The Galaxy permitted Vancouver barely a sniff at their box and just two legitimate chances en route to a 2-1 victory on Saturday, and it's not the first time they've done so. LA have dominated nearly every foe since that 5-0 debacle at New England on June 2, and, if not for late mistakes at San Jose and Portland, would be riding a seven-game unbeaten streak with wins in five of their last six encounters.
The Whitecaps managed just four shots (to LA's 22) on Saturday and two on frame, the 11th time in 21 league games this season that the Galaxy have conceded three or fewer shots on goal.
“We're somehow defending really, really well and giving up a lot of goals, which is strange,” left back Todd Dunivant noted after LA (10-8-3) vaulted to third in the Western Conference standings, just four points behind Supporters' Shield leaders Real Salt Lake. “Obviously, that's concerning, but it's also good in that our foundation's really good. Our defensive work's really good. We're limiting chances big-time.”
The Galaxy have outshot 15 of 21 opponents – they've taken more than 20 shots in their last three victories – and hit double-digits in all but four games. Only eight opponents have had at least 10 shots, and just one (San Jose) in the last seven matches.
“This whole season, I think we've been pretty solid on defense, it's just those late goals that you could say we've done poor on,” backline leader Omar Gonzalez said. “Those aside, throughout the game we play really well.
"[Against Vancouver] from top to bottom everyone played good defense, and from that good defense chances were created, we won the ball back, and then transitioned to offense right away. And we really put a lot of pressure on Vancouver.”
The Galaxy's inability to turn such pressure, and their impressive statistics, into more goals has hindered them as much as the end-of-game calamities, enabling otherwise beaten foes to be in position for some late heroics.
Vancouver were in such a spot Saturday. The Galaxy managed stoppage time better than they had in the last-minute losses vs. the Quakes and Timbers, taking the ball to the corner and making sure they kept numbers behind the ball, but the Whitecaps won a 93rd-minute free kick, which led to a corner kick and a few moments of real concern.

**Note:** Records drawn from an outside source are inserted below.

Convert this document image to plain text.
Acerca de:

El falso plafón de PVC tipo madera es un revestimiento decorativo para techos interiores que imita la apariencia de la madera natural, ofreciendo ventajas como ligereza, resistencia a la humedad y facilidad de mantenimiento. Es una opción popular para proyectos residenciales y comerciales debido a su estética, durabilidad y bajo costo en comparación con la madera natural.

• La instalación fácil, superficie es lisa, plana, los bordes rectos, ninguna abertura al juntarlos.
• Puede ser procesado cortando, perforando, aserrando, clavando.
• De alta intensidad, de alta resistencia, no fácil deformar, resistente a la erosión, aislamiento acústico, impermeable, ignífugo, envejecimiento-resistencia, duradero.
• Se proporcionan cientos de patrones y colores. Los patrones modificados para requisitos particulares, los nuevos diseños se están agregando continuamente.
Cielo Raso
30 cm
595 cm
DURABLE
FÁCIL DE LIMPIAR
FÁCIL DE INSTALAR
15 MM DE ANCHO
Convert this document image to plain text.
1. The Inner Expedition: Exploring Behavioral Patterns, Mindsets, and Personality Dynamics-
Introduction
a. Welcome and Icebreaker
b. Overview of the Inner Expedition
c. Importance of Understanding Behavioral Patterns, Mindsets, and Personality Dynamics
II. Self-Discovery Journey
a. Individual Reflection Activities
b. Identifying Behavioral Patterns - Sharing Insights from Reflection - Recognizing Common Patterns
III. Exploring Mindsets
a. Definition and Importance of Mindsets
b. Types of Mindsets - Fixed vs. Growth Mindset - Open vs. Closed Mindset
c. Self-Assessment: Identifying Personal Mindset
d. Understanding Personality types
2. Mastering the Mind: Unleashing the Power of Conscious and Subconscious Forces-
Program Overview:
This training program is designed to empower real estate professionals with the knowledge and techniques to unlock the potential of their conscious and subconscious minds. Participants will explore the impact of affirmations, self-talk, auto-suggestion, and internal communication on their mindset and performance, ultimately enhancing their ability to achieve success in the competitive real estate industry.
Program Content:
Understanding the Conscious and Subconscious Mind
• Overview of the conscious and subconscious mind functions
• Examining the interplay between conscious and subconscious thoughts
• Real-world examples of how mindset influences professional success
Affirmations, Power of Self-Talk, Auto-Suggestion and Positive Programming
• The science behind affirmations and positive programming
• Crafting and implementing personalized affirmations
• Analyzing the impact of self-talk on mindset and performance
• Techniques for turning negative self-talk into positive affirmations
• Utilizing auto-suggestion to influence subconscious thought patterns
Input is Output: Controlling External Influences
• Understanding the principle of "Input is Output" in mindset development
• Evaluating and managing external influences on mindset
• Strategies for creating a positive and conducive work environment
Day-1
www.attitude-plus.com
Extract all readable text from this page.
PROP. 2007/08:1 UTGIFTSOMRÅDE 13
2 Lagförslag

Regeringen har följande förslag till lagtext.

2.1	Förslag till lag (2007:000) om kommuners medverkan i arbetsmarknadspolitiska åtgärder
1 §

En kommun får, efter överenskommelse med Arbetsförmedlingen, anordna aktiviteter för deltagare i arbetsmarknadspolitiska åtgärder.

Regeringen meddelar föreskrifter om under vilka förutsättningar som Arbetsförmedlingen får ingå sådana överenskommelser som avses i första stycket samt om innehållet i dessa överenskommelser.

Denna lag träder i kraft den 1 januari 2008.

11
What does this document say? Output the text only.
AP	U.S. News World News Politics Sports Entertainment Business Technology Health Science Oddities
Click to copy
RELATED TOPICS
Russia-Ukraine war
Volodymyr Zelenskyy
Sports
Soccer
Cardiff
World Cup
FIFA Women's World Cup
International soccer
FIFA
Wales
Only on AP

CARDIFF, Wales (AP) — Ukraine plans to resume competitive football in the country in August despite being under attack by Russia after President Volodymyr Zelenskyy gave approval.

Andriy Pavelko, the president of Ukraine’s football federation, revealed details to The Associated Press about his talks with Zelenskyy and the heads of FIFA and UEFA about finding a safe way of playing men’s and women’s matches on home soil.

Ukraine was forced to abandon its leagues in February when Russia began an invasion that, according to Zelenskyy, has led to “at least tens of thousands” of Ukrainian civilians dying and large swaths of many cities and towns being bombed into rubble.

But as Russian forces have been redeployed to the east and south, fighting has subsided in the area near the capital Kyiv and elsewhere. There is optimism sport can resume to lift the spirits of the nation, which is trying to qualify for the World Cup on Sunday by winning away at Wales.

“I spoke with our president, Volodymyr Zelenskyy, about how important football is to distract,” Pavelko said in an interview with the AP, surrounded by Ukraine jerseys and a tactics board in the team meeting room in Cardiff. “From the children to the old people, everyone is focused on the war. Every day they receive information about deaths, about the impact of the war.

Six-foot-4 forward Tommy Heinemann, a stoppage-time substitute, was virtually free in the box on the corner, but the delivery was poor, and the Galaxy slipped away from trouble.
“They had an extra guy in there, Heinemann, and so we just didn't know who was going to mark him,” Gonzalez said. “[Five-foot-6 midfielder Rafa Garcia] went to him, and the height difference was quite staggering. It ended up where nothing bad happened, so that was good.”
LA deserved a more pronounced result than they got, but that's happened again and again this year.
“I think this has been many games, we are playing this way,” midfielder Marcelo Sarvas said when asked about LA's domination. “Even the games that we lost have been in this way. The difference is always one goal.
"The important thing is the team reacted good from [the previous weekend's loss at Portland] and we created chances. The team is playing good. That is more important.”